= List of Bigg Boss Kannada controversies =

Bigg Boss: Kannada is a television reality show broadcast on Colors Kannada in India. It follows the Big Brother format, which was first developed by Endemol in the Netherlands.

==Season 3==

In the third season, Huccha Venkat was eliminated from the show for breaking the show rules and assaulting fellow housemate Ravi Mooruru. The season witnessed Venkat's opposition to almost every happenings on the show. He claimed to have formed and maintained 'Huccha Venkat Sene', a civilian army to fight against corruption and ban item numbers in movies. Mooruru had accused Venkat's non-involvement in the house tasks a day before Sudeep's weekend episode. While answering Sudeep's question on the weekend episode, he started to speak about Venkat's claim about the 'Sene which enraged Venkat to manhandle Mooruru. He continued to slap Ravi until he was dragged away by other housemates causing Ravi to bleed. The act caused Bigg Boss Kannada's first ever Elimination (direct eviction) for Venkat as Sudeep slammed his actions and directed him out of the house. He was escorted out of the house by bouncers. Post eviction, he made statements against Ravi, show host Sudeep, and other housemates including Rehman and Chandan. Sudeep's fans revolted against this and Venkat was made to apologize for his statements against Sudeep on live TV. The act eventually led to Venkat's arrest. After the season concluded, Venkat and Mooruru have been on good terms.

==Season 4==

Huccha Venkat was invited on the show as a guest for a task on the 37th day of the fourth season. Pratham, a housemate from the concurrent season and Venkat were involved in a heated exchange of words previously because of Pratham's offer of a cricket bookie role for Venkat in his upcoming film. The issue was shown on news channels during the start of the season and was portrayed that the two do not like each other. During the task on the show, Pratham tried to irritate Venkat with his choice of words only to end up getting assaulted by him. Venkat was escorted out of the Bigg Boss house by the bouncers, for the second time. Venkat said later to the press that he went inside the house once again only to beat Pratham up as he disrespected women. Sudeep, the host of the show disliked these actions and threatened to discontinue as the host of Bigg Boss Kannada unless Venkat apologizes for his actions in public. Sudeep continued to host the show after Venkat appeared on the next episode and apologized in front of the camera. Post conclusion of Bigg Boss Kannada 4, Venkat and Pratham have been on good terms.

==Season 5==

Samyuktha Hegde entered the house on the 58th day of the fifth season as a guest contestant. Samyuktha assaulted Sameer Acharya, a contestant of the season claiming that Sameer had touched her inappropriately during a task on the 66th day.
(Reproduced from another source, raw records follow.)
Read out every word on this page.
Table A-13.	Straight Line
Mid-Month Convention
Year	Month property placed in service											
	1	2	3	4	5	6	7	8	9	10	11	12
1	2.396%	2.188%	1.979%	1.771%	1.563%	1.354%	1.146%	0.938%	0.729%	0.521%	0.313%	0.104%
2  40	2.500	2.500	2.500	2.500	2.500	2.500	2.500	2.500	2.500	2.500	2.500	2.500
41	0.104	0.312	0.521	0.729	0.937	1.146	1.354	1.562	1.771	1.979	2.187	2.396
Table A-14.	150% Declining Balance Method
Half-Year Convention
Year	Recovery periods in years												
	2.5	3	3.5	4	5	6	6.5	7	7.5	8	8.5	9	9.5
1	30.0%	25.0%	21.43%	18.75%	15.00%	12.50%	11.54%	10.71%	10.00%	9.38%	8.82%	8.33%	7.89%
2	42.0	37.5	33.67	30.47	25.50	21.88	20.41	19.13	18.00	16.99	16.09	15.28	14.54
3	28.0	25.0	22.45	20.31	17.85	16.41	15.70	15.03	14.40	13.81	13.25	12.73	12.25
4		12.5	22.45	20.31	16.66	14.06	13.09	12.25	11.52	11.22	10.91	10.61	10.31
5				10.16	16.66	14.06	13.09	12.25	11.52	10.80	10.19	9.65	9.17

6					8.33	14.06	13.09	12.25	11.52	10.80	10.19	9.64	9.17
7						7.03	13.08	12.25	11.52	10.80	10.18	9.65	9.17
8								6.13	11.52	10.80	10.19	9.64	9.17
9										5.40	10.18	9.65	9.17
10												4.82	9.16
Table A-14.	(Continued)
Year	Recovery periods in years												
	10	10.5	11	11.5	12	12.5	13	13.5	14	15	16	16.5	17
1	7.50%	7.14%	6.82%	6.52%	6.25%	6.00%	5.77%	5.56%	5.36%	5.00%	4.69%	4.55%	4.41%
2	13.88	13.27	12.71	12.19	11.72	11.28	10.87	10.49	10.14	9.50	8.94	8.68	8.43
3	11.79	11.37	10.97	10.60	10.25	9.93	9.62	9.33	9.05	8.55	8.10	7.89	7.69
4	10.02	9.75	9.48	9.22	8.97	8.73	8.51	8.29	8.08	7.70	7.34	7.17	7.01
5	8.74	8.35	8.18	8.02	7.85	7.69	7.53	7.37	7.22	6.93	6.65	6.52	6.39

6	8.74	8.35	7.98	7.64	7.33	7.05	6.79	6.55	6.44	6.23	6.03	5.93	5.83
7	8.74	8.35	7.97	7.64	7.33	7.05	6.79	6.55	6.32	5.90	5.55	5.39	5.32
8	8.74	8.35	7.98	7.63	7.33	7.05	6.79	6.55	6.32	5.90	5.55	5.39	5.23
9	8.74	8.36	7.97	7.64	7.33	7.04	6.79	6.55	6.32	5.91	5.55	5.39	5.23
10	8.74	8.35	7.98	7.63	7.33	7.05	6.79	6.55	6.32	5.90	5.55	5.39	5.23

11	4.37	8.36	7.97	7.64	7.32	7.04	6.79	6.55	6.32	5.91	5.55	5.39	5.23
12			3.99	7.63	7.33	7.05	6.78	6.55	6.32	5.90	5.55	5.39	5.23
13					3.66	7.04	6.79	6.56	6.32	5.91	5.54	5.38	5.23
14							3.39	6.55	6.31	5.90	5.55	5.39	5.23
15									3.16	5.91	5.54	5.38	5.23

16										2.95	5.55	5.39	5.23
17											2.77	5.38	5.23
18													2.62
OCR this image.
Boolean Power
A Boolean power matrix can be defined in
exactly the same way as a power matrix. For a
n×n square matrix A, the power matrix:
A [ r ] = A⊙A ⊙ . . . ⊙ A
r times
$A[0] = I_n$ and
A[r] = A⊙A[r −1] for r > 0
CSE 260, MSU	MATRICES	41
Sameer demanded for a fair judgement and added that he was ready to walk out of the house proven to have committed the mistake. Both the contestants were called to the confession room and Samyuktha apologized to Sameer for what happened. Samyuktha was eliminated from the house on the same day since assaulting a co-contestant is against the rules of the show.

==Season 8==

The season was supposed to be started as usual in the October month. But, due to the COVID-19 pandemic, the show got delayed and was postponed to February of the next year. Also, for the first time in the Bigg Boss Kannada history, Sudeep was unable to host the weekend episodes for 2 weeks due to his illness. Later, due to the lockdown imposed in India for the prevention of COVID-19 spread, the shooting for the weekend episode has got paused again, for the 3rd week.